The books made by these children were amazing. We had books about animals, space, the environment, health issues, sports, the arts and mythology. There was a variety of informational and procedural texts - each one of them different. One child photographed his rock collection against several different backgrounds to see which looked best, another visited art stores around Melbourne so he could recommend suppliers in his book on painting. They were all so proud of their books and thoroughly enjoyed sharing them with the class. Comments from the rest of the class were constructive and insightful as they all understood the process each had been through.
Many of the books were used in the library for a part of the year - although all chose to keep their books themselves, rather than donate them permanently to the school. Some of these children did go on to write other books - one winning a prize at Dromkeen - and all grew a little in the process as they took ownership of their learning and became authors.
Just as there are moments in teaching that make you want to pull your hair out, there are others that make it all worthwhile. This narrative is about one of those times - a time when the classroom was 'alive', when students were enthused and eager to achieve, a time when I felt we got it right for this group of students.

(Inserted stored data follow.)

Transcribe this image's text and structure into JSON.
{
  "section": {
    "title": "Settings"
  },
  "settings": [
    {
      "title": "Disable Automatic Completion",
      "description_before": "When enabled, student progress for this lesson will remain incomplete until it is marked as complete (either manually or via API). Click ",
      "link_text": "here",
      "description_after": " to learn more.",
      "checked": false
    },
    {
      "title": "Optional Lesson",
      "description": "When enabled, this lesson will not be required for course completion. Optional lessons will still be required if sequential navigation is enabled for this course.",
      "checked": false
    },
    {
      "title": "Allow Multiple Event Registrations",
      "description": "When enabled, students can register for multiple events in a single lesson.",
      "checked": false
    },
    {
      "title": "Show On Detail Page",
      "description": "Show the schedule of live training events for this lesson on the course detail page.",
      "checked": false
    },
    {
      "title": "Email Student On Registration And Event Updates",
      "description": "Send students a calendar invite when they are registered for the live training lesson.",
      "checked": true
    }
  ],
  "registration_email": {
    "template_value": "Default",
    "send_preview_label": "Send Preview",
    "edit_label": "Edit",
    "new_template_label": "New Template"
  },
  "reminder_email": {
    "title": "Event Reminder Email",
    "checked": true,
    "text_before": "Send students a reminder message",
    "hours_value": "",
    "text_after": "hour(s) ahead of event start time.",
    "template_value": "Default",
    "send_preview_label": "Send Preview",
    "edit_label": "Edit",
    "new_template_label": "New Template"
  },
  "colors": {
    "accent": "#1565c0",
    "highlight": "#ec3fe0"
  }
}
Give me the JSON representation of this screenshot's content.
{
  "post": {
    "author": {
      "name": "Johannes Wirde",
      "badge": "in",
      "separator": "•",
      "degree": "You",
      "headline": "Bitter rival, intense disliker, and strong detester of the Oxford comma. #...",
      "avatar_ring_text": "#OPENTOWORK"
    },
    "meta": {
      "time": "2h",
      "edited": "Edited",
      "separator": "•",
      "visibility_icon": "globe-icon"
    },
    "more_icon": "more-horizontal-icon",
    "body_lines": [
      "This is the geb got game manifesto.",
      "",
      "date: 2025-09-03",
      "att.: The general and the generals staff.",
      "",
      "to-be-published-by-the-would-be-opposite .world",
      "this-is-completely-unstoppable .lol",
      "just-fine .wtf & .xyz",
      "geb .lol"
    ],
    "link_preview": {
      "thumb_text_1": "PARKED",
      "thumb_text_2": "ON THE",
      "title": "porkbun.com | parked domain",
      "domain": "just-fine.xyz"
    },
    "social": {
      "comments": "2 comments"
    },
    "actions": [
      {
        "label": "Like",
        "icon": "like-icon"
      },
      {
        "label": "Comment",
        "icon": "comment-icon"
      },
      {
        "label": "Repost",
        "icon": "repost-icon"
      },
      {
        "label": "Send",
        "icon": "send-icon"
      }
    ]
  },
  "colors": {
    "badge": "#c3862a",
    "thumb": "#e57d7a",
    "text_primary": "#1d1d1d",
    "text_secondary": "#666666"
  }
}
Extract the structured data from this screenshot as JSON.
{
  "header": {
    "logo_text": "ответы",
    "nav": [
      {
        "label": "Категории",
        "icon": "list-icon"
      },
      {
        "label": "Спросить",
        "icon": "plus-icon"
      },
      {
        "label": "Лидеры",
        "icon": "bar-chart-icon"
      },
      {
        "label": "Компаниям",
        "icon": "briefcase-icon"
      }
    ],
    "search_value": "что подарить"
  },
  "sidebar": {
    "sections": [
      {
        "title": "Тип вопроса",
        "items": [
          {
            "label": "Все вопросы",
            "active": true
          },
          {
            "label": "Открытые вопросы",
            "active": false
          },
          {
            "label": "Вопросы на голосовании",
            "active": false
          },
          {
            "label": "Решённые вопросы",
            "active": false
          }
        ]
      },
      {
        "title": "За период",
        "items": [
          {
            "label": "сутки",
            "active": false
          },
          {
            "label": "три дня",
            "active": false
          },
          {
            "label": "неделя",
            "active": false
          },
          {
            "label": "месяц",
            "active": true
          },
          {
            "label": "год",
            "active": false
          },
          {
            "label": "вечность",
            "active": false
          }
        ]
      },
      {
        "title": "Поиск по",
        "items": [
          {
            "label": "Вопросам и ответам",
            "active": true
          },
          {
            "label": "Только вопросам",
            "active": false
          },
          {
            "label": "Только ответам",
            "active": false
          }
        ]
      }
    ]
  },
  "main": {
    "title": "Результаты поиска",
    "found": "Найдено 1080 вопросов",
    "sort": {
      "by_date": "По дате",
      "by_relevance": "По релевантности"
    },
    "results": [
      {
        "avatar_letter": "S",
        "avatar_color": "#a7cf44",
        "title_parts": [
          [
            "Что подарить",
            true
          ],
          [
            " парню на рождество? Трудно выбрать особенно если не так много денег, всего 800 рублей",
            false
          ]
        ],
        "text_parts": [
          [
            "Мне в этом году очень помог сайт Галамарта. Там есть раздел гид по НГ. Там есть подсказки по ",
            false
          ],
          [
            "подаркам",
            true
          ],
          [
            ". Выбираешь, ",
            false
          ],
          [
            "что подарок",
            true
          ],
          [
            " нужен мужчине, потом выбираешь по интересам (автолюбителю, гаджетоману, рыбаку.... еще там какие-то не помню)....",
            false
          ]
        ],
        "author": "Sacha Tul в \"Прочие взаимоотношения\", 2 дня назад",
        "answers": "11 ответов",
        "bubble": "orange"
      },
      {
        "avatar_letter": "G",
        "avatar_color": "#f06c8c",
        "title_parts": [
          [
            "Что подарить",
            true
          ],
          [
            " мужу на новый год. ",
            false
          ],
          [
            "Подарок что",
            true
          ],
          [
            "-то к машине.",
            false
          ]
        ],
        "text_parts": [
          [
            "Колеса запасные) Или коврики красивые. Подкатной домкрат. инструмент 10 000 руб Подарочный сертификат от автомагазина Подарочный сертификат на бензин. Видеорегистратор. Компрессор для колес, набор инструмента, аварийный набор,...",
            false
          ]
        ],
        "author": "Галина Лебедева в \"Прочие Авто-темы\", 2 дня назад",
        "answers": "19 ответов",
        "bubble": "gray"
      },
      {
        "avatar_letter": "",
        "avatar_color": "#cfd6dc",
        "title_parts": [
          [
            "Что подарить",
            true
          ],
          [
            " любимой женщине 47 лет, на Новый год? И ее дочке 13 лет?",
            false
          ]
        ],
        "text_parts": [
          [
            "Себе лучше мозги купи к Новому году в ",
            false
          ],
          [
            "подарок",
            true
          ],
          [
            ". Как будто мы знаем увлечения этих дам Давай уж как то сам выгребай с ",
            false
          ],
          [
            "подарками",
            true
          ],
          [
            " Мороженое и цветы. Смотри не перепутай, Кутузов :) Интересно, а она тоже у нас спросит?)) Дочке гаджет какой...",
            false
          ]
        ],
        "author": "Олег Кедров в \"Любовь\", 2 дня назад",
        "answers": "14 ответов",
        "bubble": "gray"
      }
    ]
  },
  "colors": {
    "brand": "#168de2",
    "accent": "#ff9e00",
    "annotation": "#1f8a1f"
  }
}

We engaged the students in writing for real purposes. We gave them time, access to resources, clear expectations, opportunities for feedback and responsibility for their own learning. We provided them with models of text types, gave them choices of what and how to write and supported them in the writing process We negotiated the learning process and the students experienced success.
Being involved in the STELLA project has provided me with the opportunity to stop and think about my teaching, about why some activities have worked better than others. It has reinforced my thoughts about the engagement of students and given me valuable insight into how our beliefs and knowledge form the basis of the teaching and learning experiences we provide in the classroom. The students in this narrative took responsibility for their own learning and experienced success. Isn't this what it's all about? As teachers we are challenged to engage our students in the learning process and it is through reflection and discussion of the teaching experiences we provide that our understandings, knowledge and expertise grow.